Sands recalled a chief petty officer named Olivera, a full-blooded Cherokee who smoked cigars and chewed tobacco. You didn't want to fall behind, Sands said.
"He'd blow smoke in your face and tell you to get in line," Sands recalled. "It was brutal."
After a tour in Vietnam with the demolition team, Sands learned the Navy was looking for SEAL volunteers and he signed up. He took more training and became a SEAL - which stands for Sea Air and Land Teams - and went back to Vietnam for another tour. He doesn't regret a moment of it.
"They teach you things about yourself that the normal person never has to learn," Sands said.
He doesn't begrudge today's units. It was just different back then. Today's Navy SEALs have better equipment and many are college graduates. They're more electronic savvy.
"We didn't have that stuff," he said. "We were ground-pounding sailors ... We didn't have rules of engagement. Our rules were to come home alive."
After four years, Sands left the Navy. He wanted to sign back up, but his wife Cheryl talked him out of it. He didn't talk about it for years. No one knew he had been a SEAL.
The war doesn't haunt him like it did some, Sands said, and he credits the SEAL training he had. The training did have one impact, however - he hates to lose. He's brutally honest, and he's driven.
In civilian life, those qualities can get you fired from your job. And Sands has had plenty of jobs.
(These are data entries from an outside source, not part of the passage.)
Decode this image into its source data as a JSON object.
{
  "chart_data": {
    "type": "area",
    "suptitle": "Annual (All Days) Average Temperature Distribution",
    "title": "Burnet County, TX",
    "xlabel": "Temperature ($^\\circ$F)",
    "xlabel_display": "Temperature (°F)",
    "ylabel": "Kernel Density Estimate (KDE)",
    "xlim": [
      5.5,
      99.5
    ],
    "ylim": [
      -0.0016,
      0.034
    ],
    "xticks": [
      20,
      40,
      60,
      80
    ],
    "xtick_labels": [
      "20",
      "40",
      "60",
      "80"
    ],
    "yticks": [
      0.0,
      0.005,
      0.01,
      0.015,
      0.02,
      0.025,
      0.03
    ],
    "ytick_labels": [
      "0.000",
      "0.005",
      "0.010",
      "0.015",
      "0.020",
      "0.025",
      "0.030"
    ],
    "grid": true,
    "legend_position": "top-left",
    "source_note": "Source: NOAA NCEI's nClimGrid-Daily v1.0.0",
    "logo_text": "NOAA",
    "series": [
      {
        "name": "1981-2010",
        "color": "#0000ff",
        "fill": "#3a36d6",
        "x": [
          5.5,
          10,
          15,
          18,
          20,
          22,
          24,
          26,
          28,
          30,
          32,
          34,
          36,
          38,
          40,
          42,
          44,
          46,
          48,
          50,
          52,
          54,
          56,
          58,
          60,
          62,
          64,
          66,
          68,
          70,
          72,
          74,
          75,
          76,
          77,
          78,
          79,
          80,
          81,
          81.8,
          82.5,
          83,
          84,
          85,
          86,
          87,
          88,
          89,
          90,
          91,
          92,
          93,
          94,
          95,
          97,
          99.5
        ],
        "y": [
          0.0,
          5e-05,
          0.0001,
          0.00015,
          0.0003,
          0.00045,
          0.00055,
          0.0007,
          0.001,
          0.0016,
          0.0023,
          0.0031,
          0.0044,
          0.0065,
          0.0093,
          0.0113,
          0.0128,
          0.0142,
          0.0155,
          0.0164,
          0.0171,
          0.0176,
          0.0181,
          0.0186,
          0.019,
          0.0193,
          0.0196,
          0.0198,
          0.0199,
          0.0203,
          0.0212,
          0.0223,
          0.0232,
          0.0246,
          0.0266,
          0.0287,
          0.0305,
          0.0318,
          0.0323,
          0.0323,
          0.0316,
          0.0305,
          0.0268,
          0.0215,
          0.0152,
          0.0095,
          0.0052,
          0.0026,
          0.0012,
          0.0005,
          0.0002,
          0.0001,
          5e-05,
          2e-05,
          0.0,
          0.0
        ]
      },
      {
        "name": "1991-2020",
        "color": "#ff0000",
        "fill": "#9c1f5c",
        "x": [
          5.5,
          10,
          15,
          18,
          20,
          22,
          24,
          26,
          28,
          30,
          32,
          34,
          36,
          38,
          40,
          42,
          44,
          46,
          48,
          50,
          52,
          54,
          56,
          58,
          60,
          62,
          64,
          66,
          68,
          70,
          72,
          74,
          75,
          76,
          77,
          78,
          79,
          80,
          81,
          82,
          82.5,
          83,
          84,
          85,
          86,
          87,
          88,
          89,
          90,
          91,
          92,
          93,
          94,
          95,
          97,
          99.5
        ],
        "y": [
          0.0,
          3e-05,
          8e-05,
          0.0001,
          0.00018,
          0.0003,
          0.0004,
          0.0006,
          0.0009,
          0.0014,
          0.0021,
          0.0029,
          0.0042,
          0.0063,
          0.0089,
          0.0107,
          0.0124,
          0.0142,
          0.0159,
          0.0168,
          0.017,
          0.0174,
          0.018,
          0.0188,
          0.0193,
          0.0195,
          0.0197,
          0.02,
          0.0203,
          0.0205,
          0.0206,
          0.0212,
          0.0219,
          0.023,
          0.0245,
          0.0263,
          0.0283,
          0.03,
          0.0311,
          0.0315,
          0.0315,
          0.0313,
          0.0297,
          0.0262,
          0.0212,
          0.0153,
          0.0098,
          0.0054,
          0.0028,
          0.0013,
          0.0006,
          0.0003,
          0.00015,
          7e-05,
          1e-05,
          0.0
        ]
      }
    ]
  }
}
He worked at the Columbia Falls Aluminum Co. three separate times (but fired just once, as a teen when he was a janitor; the last time he was laid off when the plant closed).
He worked as an underwater diver for years, sold used cars and dabbled in real estate. He worked in construction and now, at 64, he's an artist. Sands creates fantastic murals of wildlife scenes completely out of hand-cut pieces of wood. In 2013, he'll have a show of his works in Phoenix, Ariz. He says he owes his life to his wife, Cheryl. He also has a son, Mike and a daughter, Tina, and several grandchildren.
Sands doesn't think much of the wars in Iraq and Afghanistan. They're not going to be victories, and they aren't worth the lives lost. He said he's heard the same rhetoric in those two wars he heard in Vietnam, about winning "the hearts and minds" of the countries. It's not going to happen.
"We're not going to change their way of life," he said.
Once in awhile, Sands visits Google Earth online and looks at Vietnam. The country hasn't changed, he noted. He doesn't wish war on anyone, he says. It's not glorious.
"It's nasty," he said.
Still, his life experience was worth it, he said.
"I've lived a thrilling life," he said. "I've done things people would pay big bucks to do."